Suicide Awareness Month

September is suicide awareness month, with World Suicide Prevention Day being recognized on September 10.

Suicide is considered a public health concern, with the World Health Organization (WHO) reporting an estimated 703,000 people die by suicide a year around the world. The WHO also estimates that for every suicide, there are likely 20 other individuals making a suicide attempt.

Among 15- to 24-year-olds, suicide is the third leading cause of death and the second leading cause of death among 25- to 34-year-olds, according to the Centers for Disease Control (CDC).

The CDC also reported almost one in seven high school students reported seriously considering suicide in the past year, and recent data found that it is the eighth leading cause among children between 5-11 years.

Austin's death occurred the same day that members of the Wake County school board were due to receive a presentation about suicide awareness and addressing students' potential mental, emotional, and social concerns.

'School System Failed Him'

On Facebook, Pendergrass said she wants to remind people to "hug their kids tighter and check on them often."

"You never know when it's going to be the last time," the post read. "And please teach your kids to be kind."

She recalled picking Austin up early from school after an incident last week and said she received a link to enroll him in a virtual program not affiliated with Wake County.

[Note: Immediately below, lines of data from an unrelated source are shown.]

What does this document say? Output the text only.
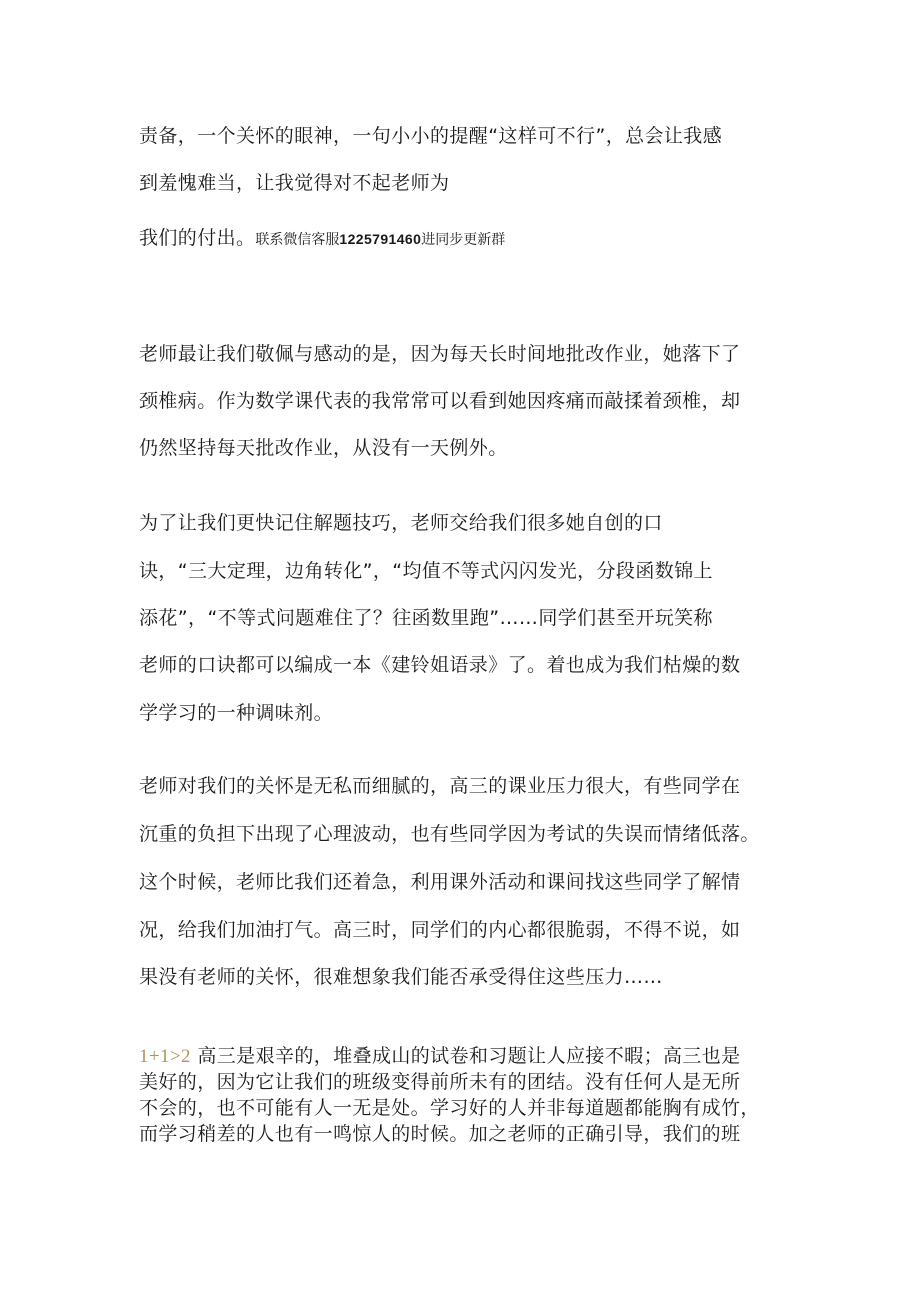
责备，一个关怀的眼神，一句小小的提醒“这样可不行”，总会让我感
到羞愧难当，让我觉得对不起老师为
我们的付出。联系微信客服1225791460进同步更新群
老师最让我们敬佩与感动的是，因为每天长时间地批改作业，她落下了
颈椎病。作为数学课代表的我常常可以看到她因疼痛而敲揉着颈椎，却
仍然坚持每天批改作业，从没有一天例外。
为了让我们更快记住解题技巧，老师交给我们很多她自创的口
诀，“三大定理，边角转化”，“均值不等式闪闪发光，分段函数锦上
添花”，“不等式问题难住了？往函数里跑”……同学们甚至开玩笑称
老师的口诀都可以编成一本《建铃姐语录》了。着也成为我们枯燥的数
学学习的一种调味剂。
老师对我们的关怀是无私而细腻的，高三的课业压力很大，有些同学在
沉重的负担下出现了心理波动，也有些同学因为考试的失误而情绪低落。
这个时候，老师比我们还着急，利用课外活动和课间找这些同学了解情
况，给我们加油打气。高三时，同学们的内心都很脆弱，不得不说，如
果没有老师的关怀，很难想象我们能否承受得住这些压力……
1+1>2 高三是艰辛的，堆叠成山的试卷和习题让人应接不暇；高三也是
美好的，因为它让我们的班级变得前所未有的团结。没有任何人是无所
不会的，也不可能有人一无是处。学习好的人并非每道题都能胸有成竹，
而学习稍差的人也有一鸣惊人的时候。加之老师的正确引导，我们的班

"I think the school system failed him," Pendergrass said. "It was always 'come pick up your child.' I just don't think they really provided me with any type of support or resources as a parent."

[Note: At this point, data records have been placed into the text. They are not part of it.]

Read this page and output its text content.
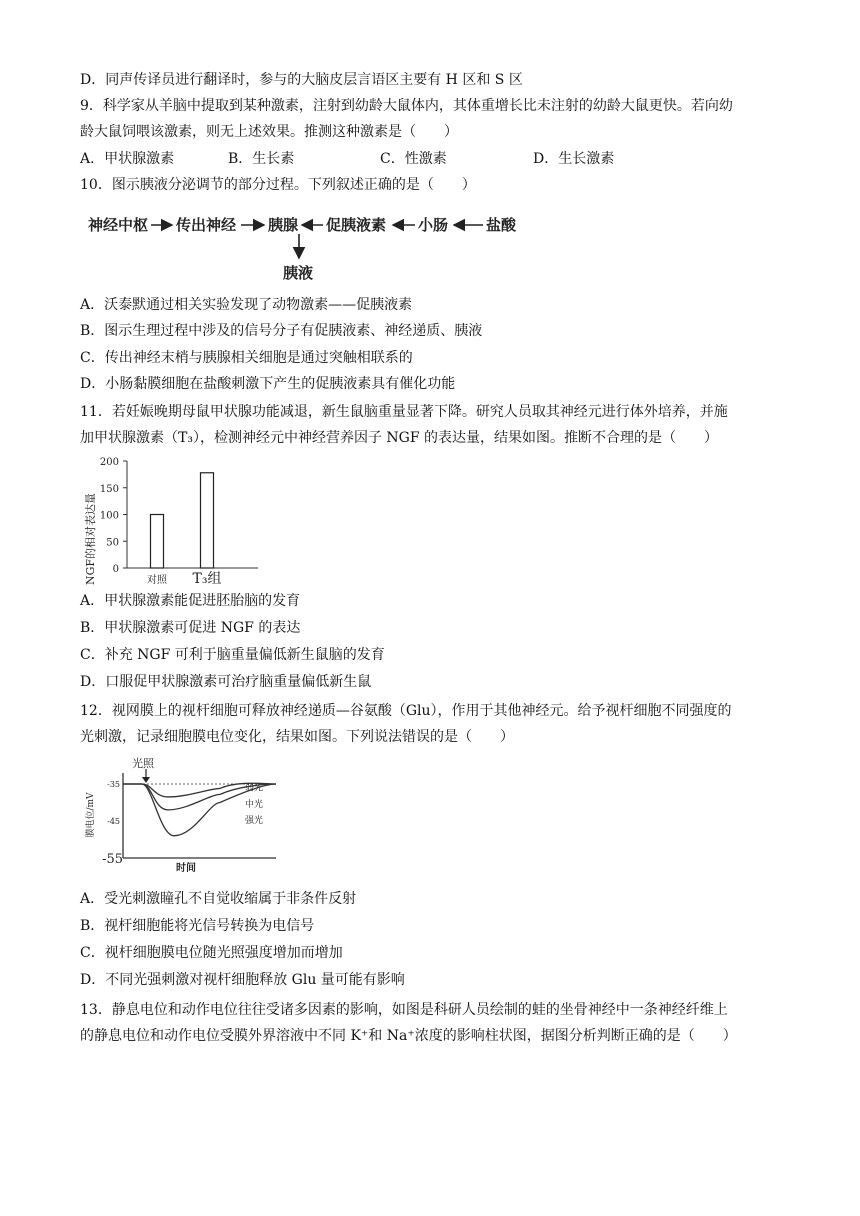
D．同声传译员进行翻译时，参与的大脑皮层言语区主要有 H 区和 S 区
9．科学家从羊脑中提取到某种激素，注射到幼龄大鼠体内，其体重增长比未注射的幼龄大鼠更快。若向幼
龄大鼠饲喂该激素，则无上述效果。推测这种激素是（　　）
A．甲状腺激素	B．生长素	C．性激素	D．生长激素
10．图示胰液分泌调节的部分过程。下列叙述正确的是（　　）
神经中枢 传出神经 胰腺 促胰液素 小肠	盐酸
胰液
A．沃泰默通过相关实验发现了动物激素——促胰液素
B．图示生理过程中涉及的信号分子有促胰液素、神经递质、胰液
C．传出神经末梢与胰腺相关细胞是通过突触相联系的
D．小肠黏膜细胞在盐酸刺激下产生的促胰液素具有催化功能
11．若妊娠晚期母鼠甲状腺功能减退，新生鼠脑重量显著下降。研究人员取其神经元进行体外培养，并施
加甲状腺激素（T₃），检测神经元中神经营养因子 NGF 的表达量，结果如图。推断不合理的是（　　）
NGF的相对表达量 0
50
100
150
200
对照 T₃组
A．甲状腺激素能促进胚胎脑的发育
B．甲状腺激素可促进 NGF 的表达
C．补充 NGF 可利于脑重量偏低新生鼠脑的发育
D．口服促甲状腺激素可治疗脑重量偏低新生鼠
12．视网膜上的视杆细胞可释放神经递质—谷氨酸（Glu），作用于其他神经元。给予视杆细胞不同强度的
光刺激，记录细胞膜电位变化，结果如图。下列说法错误的是（　　）
膜电位/mV
光照
时间
-35
-45
-55
弱光
中光
强光
A．受光刺激瞳孔不自觉收缩属于非条件反射
B．视杆细胞能将光信号转换为电信号
C．视杆细胞膜电位随光照强度增加而增加
D．不同光强刺激对视杆细胞释放 Glu 量可能有影响
13．静息电位和动作电位往往受诸多因素的影响，如图是科研人员绘制的蛙的坐骨神经中一条神经纤维上
的静息电位和动作电位受膜外界溶液中不同 K⁺和 Na⁺浓度的影响柱状图，据图分析判断正确的是（　　）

She added that Austin was in therapy and participated in various programs, but it wasn't enough.

"It was almost like I was stuck between a rock and a hard place," she said. "Obviously he was being tortured at school but then Wake County would just send you a letter home saying your child has missed too many days and you'll have to go to court. "

Remembering Austin

Pendergrass describes Austin as a unique and intelligent boy who enjoyed making jokes with his dad.

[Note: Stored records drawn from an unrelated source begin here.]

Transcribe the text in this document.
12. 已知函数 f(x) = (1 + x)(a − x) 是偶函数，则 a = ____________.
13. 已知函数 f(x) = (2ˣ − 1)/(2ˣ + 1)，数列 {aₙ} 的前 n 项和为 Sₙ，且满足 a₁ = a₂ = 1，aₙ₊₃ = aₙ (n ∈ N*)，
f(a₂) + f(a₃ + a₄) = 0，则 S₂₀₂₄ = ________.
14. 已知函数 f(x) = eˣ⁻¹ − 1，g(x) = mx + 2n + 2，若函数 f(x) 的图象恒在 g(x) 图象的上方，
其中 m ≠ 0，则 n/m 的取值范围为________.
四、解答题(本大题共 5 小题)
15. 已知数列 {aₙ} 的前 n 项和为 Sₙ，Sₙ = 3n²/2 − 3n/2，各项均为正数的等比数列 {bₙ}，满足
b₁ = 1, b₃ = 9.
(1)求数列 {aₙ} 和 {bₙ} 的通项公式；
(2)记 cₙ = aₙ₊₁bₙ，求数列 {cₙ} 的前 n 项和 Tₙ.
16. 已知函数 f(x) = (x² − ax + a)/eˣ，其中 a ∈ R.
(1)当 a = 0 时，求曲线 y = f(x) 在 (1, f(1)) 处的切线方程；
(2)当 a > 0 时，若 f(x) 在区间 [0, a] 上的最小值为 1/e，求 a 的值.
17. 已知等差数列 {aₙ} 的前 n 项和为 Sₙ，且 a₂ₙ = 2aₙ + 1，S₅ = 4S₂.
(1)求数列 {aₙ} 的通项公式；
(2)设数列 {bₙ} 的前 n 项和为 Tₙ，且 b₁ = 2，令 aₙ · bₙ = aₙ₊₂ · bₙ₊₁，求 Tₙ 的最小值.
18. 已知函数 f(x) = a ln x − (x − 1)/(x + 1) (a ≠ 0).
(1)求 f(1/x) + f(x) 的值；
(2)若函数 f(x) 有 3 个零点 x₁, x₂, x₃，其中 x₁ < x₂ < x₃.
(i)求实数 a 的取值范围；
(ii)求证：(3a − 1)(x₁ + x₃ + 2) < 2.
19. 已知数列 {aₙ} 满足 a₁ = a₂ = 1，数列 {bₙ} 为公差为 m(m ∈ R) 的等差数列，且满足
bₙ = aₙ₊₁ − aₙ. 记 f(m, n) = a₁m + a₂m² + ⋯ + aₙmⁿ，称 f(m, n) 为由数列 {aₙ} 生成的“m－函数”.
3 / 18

"He wanted to be a pharmacist when he grew up," she said. "He didn't want to get married but he wanted to adopt some kids when he got older."

She said Austin had a love for turtles and refused to use plastic straws and played trombone in the band.

Friends and family close to Austin released red balloons–his favorite color–in honor of the 13-year-old on Wednesday evening at a local park.

"This balloon release is definitely to honor his memory and his life, but it's to also to bring awareness," the boy's aunt Jessica Harris told WRAL. "Talk to your kids. Know what's going on, and if your child tells you that someone is mistreating them or bullying them, don't stop. Get to the bottom of it because kids are cruel."

Newsweek reached out to Jessica Pendergrass and the Wake County Public School District for comment.

If you have thoughts of suicide, confidential help is available for free at the National Suicide Prevention Lifeline. Call 1-800-273-8255. The line is available 24 hours every day. Beginning July 16, dial 988 on your phone to be automatically connected to the Lifeline.

Updated 09/08/2022, 3:40 p.m. ET: This story has been updated with comments from Jessica Pendergrass.